Rather than factoring the cost of renting a facility's meeting space into the negotiated hotel rate for the group, would it be preferable for that rental fee to be offered by the hotel as a separate fee?

“This is definitely an option for some groups, especially with the increasing availability of alternative meeting space outside of hotels. Of course, groups that get a 10-percent commission from room pick-up numbers don't like this solution because it undercuts their core business model. There is also the risk that if you don't negotiate a block of rooms, all of the rooms in the hotel (or even the city) could be occupied, and your attendees will have no place to stay. But in the short term, whenever you know the climate of the economy and thus the general room availability, this is a good solution.”

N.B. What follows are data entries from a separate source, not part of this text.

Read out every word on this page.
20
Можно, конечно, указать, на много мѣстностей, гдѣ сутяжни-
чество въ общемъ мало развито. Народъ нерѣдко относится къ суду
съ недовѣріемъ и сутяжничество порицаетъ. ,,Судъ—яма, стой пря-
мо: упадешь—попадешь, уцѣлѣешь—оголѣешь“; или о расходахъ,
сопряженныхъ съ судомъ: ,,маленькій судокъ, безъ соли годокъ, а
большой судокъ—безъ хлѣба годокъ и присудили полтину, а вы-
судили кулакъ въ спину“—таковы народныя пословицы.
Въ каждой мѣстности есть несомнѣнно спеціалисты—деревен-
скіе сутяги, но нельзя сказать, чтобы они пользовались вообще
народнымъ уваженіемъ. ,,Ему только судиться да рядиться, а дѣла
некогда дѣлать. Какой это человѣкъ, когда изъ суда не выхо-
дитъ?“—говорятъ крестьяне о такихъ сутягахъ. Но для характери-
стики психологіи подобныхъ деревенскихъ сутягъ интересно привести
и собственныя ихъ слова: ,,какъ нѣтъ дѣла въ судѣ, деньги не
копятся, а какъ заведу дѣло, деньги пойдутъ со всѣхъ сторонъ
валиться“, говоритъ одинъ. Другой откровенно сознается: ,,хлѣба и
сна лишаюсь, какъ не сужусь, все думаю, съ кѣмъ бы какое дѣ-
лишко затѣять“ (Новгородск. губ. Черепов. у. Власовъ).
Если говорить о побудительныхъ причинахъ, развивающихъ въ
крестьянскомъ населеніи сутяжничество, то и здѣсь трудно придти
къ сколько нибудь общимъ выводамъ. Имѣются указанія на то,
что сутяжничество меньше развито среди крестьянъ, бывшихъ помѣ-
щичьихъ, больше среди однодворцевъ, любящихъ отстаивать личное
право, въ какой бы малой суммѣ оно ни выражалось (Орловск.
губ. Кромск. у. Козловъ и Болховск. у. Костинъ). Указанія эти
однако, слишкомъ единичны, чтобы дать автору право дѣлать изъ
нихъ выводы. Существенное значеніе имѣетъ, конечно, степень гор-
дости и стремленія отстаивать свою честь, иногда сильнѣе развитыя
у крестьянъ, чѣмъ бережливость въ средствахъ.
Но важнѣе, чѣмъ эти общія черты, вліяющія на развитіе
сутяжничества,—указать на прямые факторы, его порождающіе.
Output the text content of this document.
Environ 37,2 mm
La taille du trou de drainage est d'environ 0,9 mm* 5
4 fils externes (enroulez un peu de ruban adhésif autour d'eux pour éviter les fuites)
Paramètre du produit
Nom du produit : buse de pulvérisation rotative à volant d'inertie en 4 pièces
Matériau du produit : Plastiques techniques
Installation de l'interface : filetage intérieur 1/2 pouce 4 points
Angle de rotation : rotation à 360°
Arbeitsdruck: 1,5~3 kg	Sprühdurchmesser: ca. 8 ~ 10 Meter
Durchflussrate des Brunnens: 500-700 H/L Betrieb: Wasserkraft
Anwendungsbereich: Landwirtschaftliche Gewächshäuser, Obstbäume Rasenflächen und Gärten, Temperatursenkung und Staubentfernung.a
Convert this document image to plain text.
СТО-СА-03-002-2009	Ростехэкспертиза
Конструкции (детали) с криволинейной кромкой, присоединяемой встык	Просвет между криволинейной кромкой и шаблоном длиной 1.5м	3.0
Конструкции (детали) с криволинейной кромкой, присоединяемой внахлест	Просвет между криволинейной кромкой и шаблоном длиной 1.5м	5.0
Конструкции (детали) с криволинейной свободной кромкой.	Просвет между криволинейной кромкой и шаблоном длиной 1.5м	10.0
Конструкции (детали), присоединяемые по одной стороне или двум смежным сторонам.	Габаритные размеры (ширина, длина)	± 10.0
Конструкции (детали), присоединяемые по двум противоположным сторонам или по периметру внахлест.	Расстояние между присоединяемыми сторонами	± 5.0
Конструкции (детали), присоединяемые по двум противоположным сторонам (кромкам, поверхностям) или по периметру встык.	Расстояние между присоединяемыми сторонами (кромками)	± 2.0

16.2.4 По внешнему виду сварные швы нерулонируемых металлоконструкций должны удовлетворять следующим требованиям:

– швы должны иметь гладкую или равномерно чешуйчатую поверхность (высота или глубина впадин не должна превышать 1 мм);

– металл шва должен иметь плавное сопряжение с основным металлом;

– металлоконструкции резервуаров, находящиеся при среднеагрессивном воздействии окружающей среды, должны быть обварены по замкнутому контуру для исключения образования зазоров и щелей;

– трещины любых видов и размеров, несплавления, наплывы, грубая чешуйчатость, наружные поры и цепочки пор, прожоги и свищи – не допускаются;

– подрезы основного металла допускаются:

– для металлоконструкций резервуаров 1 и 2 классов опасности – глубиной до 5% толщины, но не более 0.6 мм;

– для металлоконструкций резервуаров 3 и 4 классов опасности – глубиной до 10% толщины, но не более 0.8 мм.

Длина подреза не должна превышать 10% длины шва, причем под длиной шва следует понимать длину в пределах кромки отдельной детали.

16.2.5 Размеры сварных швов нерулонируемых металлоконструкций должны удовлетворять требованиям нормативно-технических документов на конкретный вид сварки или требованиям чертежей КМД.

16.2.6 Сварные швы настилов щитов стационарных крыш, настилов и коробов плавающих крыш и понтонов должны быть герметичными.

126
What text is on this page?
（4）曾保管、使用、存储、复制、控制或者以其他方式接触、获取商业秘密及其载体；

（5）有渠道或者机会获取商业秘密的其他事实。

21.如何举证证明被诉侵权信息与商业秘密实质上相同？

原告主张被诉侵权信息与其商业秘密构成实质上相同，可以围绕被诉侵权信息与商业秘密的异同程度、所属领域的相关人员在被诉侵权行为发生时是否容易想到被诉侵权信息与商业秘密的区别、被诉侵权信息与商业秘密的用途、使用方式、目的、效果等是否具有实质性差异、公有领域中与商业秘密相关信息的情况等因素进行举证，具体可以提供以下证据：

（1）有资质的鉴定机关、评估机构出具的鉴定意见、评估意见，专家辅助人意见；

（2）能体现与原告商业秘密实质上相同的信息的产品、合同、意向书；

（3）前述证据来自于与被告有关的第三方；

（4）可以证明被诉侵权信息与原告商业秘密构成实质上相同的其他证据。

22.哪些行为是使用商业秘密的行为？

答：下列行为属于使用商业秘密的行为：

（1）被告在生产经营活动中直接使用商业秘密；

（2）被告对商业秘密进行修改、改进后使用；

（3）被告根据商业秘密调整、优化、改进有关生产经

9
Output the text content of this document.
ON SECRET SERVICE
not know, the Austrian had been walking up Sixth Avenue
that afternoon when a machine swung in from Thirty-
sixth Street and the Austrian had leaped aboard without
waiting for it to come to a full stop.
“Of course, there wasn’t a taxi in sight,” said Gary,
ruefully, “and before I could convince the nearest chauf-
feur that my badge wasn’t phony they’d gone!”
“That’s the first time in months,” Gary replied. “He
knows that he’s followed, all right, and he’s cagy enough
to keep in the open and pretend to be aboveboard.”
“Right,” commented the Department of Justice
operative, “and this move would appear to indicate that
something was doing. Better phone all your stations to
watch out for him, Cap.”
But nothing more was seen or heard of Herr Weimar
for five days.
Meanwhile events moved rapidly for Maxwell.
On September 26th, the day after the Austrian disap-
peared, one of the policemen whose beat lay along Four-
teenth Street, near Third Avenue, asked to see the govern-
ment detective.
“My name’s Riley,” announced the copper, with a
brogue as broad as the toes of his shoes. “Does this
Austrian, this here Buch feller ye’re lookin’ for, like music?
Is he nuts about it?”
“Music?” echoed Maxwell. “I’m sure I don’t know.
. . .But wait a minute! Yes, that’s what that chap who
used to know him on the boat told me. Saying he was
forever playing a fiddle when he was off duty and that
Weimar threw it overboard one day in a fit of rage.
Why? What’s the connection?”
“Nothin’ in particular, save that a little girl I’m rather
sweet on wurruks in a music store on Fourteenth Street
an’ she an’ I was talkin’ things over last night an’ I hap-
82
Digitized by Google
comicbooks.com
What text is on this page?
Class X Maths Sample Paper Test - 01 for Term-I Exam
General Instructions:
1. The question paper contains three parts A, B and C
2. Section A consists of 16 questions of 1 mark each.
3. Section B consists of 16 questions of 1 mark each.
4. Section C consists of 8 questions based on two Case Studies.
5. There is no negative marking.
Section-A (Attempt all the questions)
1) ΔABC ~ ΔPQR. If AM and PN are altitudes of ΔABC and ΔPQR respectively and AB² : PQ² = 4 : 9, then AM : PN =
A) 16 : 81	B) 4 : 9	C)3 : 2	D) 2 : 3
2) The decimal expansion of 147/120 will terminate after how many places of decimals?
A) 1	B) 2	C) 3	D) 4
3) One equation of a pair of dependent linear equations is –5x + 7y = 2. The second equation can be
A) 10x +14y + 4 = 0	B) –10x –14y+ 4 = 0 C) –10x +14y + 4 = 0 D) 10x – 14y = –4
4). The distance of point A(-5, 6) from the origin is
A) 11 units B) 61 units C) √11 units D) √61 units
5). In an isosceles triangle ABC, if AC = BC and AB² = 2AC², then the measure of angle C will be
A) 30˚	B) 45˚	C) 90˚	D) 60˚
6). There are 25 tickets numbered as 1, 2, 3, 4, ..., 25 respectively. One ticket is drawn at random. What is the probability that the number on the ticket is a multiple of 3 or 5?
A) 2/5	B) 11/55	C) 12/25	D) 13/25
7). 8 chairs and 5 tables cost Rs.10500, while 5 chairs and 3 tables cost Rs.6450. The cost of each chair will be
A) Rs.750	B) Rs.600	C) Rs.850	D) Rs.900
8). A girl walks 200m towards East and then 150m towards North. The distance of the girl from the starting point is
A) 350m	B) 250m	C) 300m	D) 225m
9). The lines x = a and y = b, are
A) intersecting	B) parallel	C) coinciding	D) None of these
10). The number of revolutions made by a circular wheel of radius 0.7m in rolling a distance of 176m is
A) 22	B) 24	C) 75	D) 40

What about reducing the numbers of years out that a group contracts for hotel rooms?

“The economic climate, room inventory, Internet influences, and technological tools are in a rapid state of flux. Any one of these has the power to significantly influence attendee behavior and pick-up patterns. It may no longer be prudent to book contracts five or eight or 10 years in advance.”

Any other possible solutions?

“Yes, progressive contracting. This is where the group negotiates for a small block of hotel rooms five years out. Then three years out (and based on two more years of history), the group increases or decreases its block, and so on until they have negotiated a contract that perfectly fits the group's pick-up patterns. This kind of contracting can be done all the way up to six months before the event.

“Another option is to use an indexing clause. Negotiate the contract and space and rooms just as you would have, but agree to indexing the hotel room rate off an agreed-upon source x-number of months out. For example, the group and the hotel agree to use hotels.com prices as the hotel room-rate index. Two months before the event, the meeting executive checks hotels.com, finds that the hotel is charging $150 as the market rate to the person on the street. This number is used an an index: the hotel provides an extra 10 percent discount to the group, because the group represents a quantity purchase and should get something better than the person off the street. Voilè, you have an acceptable hotel rate of $135 for the group.”